The UMass Center for Public Policy and Administration found that the biggest employers in the region purchase more than $1.5 billion worth of goods and services a year, but only 10 percent of that money is spent in Springfield. Developers say filling this gap in the market would provide opportunities for those who are on the hunt for a job.
“A lot of them are going overseas and from a business standpoint you can understand their competitiveness because they are getting cheaper prices. If they are getting the cheaper prices it's kind of worth it to them. But where does that leave us? It leaves us out on the street,” said Dayle Kough who has been unemployed since May.
What developers are looking to do is build a company from the ground up, it could be a Laundromat or a food processing plant; but it would cater to the need of a large company in the area. And with the overwhelming number of unemployment claims some say this couldn't come at a better time.
“Maybe quarter of six something like that, he said that there were already 15 to 20 people waiting in line outside the door,” said David Gadaire, executive director of Career Point, of the number of people waiting to file their unemployment claim on Tuesday morning. He added “we have a list, people go on a list, and that list was closed, it was full by 7:30 this morning.”

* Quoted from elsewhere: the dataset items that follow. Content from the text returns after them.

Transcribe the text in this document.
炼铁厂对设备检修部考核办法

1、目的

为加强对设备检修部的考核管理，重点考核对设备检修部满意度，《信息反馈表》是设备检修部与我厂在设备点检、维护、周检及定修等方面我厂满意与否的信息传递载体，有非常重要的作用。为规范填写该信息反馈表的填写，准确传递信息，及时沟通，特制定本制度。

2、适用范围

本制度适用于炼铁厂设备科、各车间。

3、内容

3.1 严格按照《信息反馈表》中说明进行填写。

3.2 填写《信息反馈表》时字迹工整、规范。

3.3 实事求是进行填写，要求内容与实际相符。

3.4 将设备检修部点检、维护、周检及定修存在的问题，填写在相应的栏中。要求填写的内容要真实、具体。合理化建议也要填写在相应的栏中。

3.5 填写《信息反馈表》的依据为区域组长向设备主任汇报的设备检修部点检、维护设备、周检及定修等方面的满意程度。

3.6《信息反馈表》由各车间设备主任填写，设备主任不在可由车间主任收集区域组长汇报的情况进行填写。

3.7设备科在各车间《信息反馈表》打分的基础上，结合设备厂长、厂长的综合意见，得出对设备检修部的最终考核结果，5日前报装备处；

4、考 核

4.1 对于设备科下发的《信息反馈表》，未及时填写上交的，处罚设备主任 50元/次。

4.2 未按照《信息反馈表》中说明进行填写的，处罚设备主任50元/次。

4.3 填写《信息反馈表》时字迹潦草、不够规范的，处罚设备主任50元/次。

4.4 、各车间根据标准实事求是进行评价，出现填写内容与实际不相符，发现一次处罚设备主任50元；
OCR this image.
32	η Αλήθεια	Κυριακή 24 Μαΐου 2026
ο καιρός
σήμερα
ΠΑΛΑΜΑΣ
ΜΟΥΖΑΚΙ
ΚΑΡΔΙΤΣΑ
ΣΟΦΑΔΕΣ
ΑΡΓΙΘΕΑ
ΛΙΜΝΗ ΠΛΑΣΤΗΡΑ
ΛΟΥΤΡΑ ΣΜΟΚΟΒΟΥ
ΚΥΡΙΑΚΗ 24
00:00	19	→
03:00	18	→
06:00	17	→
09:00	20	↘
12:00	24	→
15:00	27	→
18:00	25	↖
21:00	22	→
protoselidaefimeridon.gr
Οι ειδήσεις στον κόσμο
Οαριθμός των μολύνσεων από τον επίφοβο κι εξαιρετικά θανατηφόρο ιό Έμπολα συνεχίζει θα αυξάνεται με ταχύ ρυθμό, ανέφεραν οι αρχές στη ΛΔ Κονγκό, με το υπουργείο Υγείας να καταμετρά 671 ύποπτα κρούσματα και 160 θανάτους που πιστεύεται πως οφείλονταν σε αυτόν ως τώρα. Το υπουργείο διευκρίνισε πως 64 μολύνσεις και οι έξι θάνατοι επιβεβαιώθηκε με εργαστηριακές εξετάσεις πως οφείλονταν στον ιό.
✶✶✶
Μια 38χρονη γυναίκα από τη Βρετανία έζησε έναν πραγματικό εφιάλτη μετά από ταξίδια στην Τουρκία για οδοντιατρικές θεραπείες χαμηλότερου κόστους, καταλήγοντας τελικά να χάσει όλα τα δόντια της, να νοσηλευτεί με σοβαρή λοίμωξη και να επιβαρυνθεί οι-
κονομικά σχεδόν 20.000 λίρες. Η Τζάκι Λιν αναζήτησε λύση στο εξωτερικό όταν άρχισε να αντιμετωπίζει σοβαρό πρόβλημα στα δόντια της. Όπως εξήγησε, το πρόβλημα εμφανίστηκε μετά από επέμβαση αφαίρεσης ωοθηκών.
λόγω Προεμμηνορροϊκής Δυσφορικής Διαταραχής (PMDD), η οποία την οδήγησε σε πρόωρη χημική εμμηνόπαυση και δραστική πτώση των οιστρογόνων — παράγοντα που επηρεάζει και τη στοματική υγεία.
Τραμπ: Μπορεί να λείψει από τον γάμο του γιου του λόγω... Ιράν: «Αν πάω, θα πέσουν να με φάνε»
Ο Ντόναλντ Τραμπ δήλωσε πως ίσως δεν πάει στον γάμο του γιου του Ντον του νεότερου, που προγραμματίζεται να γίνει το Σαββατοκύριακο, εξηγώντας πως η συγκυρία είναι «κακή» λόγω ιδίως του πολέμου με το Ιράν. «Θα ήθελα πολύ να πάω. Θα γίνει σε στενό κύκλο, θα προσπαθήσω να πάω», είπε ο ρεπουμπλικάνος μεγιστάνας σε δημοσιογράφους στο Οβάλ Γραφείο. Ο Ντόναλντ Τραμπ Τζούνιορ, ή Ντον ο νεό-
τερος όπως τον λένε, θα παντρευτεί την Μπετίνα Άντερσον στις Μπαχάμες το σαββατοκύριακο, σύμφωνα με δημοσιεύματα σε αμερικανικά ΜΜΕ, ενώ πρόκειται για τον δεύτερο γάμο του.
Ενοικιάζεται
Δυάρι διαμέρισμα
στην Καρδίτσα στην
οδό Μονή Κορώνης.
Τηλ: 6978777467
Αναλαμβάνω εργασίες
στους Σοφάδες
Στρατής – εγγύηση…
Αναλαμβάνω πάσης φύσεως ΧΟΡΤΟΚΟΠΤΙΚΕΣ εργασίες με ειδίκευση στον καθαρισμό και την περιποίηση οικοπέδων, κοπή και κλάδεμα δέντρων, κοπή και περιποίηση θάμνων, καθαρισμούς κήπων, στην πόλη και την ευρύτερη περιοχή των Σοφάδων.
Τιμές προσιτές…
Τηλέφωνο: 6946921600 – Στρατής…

This program resembles a national model which has proven to be effective in Cleveland, Ohio. Developers there, built a state-of-the-art laundry facility which employs inner-city residents who are unemployed or homeless.
The Wellspring Initiative in Springfield raised over $300,000 with the help of anchor institutions like UMass and the Robert Wood Johnson Foundation. These funds will kick-start the development phase of the project, which is expected to open its first business by October of 2013.